Across the street, employees at The Lunchbox, or Jenny’s Lunchbox, have also noticed negative changes.
Restaurant owner David Raney says it’s becoming a safety issue.
“Some of our staff arrives at 5:30 in the morning, and it could become a very dangerous situation,” said Raney. “We’ve had property stolen, property damaged.”
He says the increase in aggressive panhandling and loitering has changed the way his business operates.
“Keeping our doors locked until we open in the morning, keeping bathroom doors locked at all times, which has been a real inconvenience, not only for our staff, but for our patrons too. They have to ask for a key every time they go to the bathroom now, because our restrooms were being used for showers, and other things I don’t even want to say,” said Raney.

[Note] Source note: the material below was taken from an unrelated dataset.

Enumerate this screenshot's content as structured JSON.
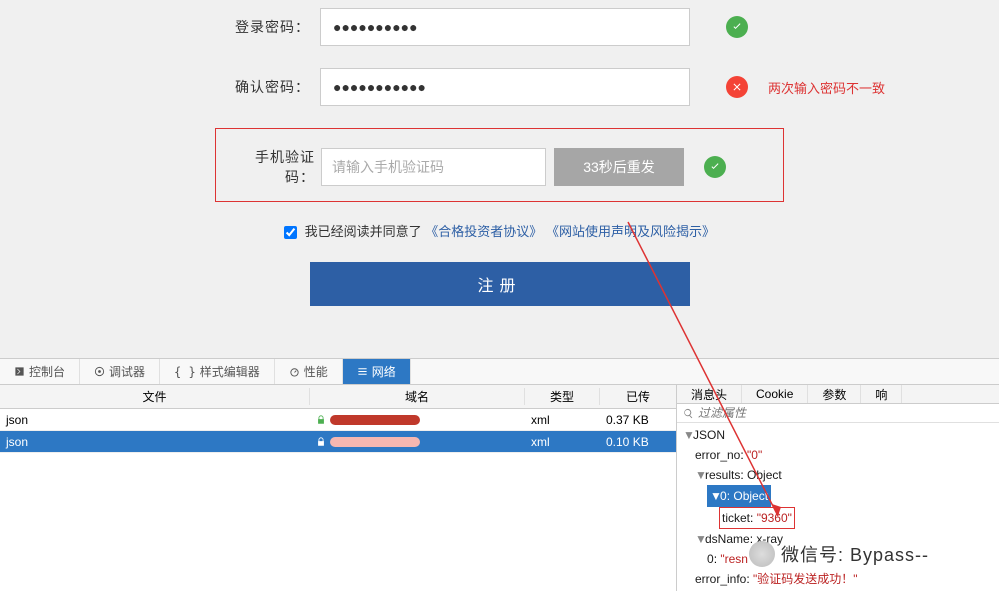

Raney, and other business owners, hope the shelter is not approved in Monday’s meeting.
“There’s plenty of other places for it to be, and this just isn’t one of them.”

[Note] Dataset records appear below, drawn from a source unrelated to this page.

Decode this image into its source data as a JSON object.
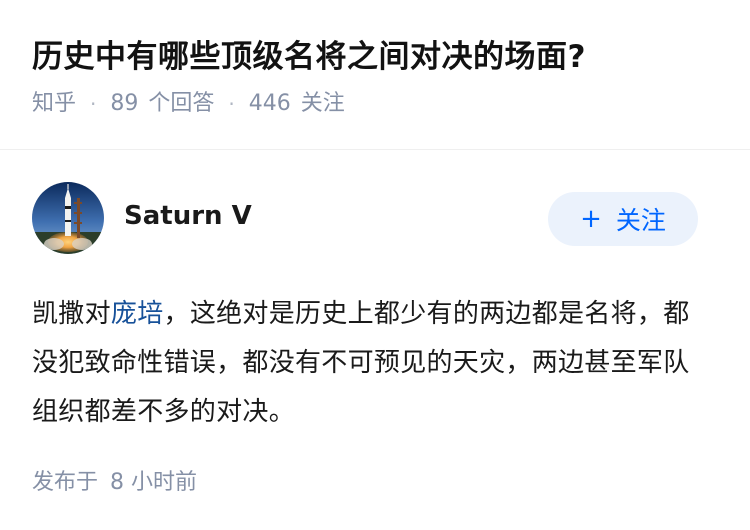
{
  "question": {
    "title": "历史中有哪些顶级名将之间对决的场面?",
    "source": "知乎",
    "answer_count": "89",
    "answer_label": "个回答",
    "follower_count": "446",
    "follower_label": "关注"
  },
  "answer": {
    "author": {
      "name": "Saturn V",
      "avatar_icon": "saturn-v-rocket-avatar"
    },
    "follow_button": {
      "icon": "+",
      "label": "关注"
    },
    "content": {
      "prefix": "凯撒对",
      "link_text": "庞培",
      "suffix": "，这绝对是历史上都少有的两边都是名将，都没犯致命性错误，都没有不可预见的天灾，两边甚至军队组织都差不多的对决。"
    },
    "published": {
      "label": "发布于",
      "value": "8 小时前"
    }
  },
  "colors": {
    "accent": "#0066ff",
    "link": "#175199",
    "meta": "#8590a6",
    "follow_bg": "#ebf2fc"
  }
}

During Monday’s meeting, City Walk employees pushed back on City staff’s report, saying it did not reflect the recent improvements they have added.
“And so because one or two people have trespassed, 50 people are going to be displaced because of your recommendation,” they said.
City Walk has also told WCTV if a resident is caught trespassing on a nearby business’s property, they will no longer be allowed to stay at the shelter.
During the meeting, Renee Miller pushed back on the term “low barrier,” used by some to describe the shelter.
She told City staff that in the application, nothing that was submitted was low-barrier; when City Walk decided to no longer be a cold night shelter, they decided to not take anyone that does not fit their guidelines or culture.